Saying that the regional wage boards have effectively prevented the resumption of the legislation of national minimum wages for almost 30 years now, the SENTRO NG MGA NAGKAKAISA AT PROGRESIBONG MANGGAGAWA (SENTRO) is renewing its call for their abolition!

According to Daniel Edralin, SENTRO Vice-Chairperson for the Private Sector, the said wage boards had not, and will never, issue adequate adjustments in the minimum wages because these 7-member boards are dominated employers, 2 from the private sector, and 3 from agencies of the Government, itself the largest employer in the country.

“What can the remaining 2 union representatives do during board deliberations and decision-making when the total 5 private and Government employer representatives agree to continue enforcing the National Government’s cheap labor policy?” Edralin asked.

“The Government actually decides on the amounts of minimum wage raises with its 3 representatives (from DTI, NEDA and DOLE) needing only one more vote, which most of the time come from the 2 employers, who in turn will agree only to the lowest amount possible,” he related from experience.

Edralin also lambasted the Government’s cheap labor policy, which is primarily the reason for the freeze in real wages in the past almost three decades.

He noted that such low wage policy was premised on its helping attract foreign investors, and making local businesses globally competitive. “But what is really needed is for Government to do away with this cheap wage policy, and instead formulate a real Industrial Policy, not just have road maps submitted by favored employers to promote their businesses,” Edralin added.

SENTRO Secretary-General Josua Mata, in turn, recalled that prior to the enactment of RA 6727 (Wage Rationalization Act of 1989), which created the regional wage boards, the Government was more considerate to the plight of Filipino workers.

“In 1987, for instance, the Administration then successfully raised the minimum wage three times during that same year, through two executive orders and a congressional act. This happened again in 1984, when minimum wages were raised thrice in succession,” said Mata.

Mata likewise pointed out that the P25/day increase that resulted in the P89/day national minimum wage in 1989, was far more decent (because of its higher purchasing power then) compared to the recent P15, plus the previous P10 COLA converted to basic pay, daily increase, ordered in the NCR, because of their greatly reduced purchasing power.

Both SENTRO leaders further assailed the Government representatives’ natural employer-like inclination to allow only the smallest minimum wage adjustments to private sector workers, anticipating that such higher increases will then be used as basis by public sector workers to demand for similar increases as well.
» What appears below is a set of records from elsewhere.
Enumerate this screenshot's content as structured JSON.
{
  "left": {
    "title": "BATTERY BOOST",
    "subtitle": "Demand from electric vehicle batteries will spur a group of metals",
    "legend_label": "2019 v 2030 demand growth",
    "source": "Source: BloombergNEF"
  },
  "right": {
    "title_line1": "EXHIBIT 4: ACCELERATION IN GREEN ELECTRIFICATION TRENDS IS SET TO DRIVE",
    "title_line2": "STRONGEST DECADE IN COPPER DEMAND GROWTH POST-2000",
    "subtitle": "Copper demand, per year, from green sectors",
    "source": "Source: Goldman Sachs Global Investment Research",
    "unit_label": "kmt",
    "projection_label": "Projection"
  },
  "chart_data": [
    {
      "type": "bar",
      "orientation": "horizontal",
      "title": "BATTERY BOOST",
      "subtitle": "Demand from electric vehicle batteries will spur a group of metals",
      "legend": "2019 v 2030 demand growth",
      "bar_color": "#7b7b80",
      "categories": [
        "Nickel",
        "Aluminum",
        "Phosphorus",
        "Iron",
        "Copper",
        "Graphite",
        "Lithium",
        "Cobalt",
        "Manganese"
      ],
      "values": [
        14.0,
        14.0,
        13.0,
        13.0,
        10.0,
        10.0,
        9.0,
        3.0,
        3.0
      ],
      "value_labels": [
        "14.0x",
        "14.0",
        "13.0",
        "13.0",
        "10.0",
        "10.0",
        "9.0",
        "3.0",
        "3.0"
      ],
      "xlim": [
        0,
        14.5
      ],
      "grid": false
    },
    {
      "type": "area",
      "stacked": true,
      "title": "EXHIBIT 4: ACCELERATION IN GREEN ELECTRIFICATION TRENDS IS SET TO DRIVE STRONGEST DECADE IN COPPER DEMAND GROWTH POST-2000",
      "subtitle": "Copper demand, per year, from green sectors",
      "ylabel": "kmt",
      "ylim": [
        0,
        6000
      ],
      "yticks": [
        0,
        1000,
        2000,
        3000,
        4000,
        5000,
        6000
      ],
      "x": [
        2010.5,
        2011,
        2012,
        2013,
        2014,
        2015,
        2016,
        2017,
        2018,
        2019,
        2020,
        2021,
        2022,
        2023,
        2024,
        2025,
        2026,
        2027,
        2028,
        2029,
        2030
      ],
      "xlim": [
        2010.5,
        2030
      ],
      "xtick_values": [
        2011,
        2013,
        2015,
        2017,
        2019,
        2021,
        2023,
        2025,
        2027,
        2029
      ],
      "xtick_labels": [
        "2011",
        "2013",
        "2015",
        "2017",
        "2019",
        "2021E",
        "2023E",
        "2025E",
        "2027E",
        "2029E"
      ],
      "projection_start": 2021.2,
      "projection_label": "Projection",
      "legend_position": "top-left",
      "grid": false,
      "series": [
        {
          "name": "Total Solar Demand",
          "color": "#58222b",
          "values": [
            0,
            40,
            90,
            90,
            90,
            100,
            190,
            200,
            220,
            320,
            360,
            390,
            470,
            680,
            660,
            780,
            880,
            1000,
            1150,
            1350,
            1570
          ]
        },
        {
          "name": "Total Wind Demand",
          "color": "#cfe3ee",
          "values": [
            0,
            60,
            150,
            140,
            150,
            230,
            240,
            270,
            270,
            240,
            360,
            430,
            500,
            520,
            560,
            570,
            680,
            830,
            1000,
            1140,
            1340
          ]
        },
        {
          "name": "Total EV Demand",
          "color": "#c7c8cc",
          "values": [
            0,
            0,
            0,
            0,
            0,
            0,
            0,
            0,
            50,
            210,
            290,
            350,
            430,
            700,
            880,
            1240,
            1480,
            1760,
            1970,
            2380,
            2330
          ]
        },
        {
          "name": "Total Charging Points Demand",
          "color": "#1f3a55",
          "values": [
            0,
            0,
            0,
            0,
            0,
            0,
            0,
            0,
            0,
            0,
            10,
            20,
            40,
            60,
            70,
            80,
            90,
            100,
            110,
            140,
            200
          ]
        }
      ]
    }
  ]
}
“It’s really time to do away with regional wage-fixing, since the original claim and intent that it will encourage industries to disperse to areas outside the Metro areas (such as Manila, Cebu and Davao) and other urban areas, has also not been realized,” Edralin urged. Most businesses still concentrate in these urban centers where the bulk of their markets or customers are, intensifying the internal migration to urban centers, and worsening the overcrowding there,” he emphasized.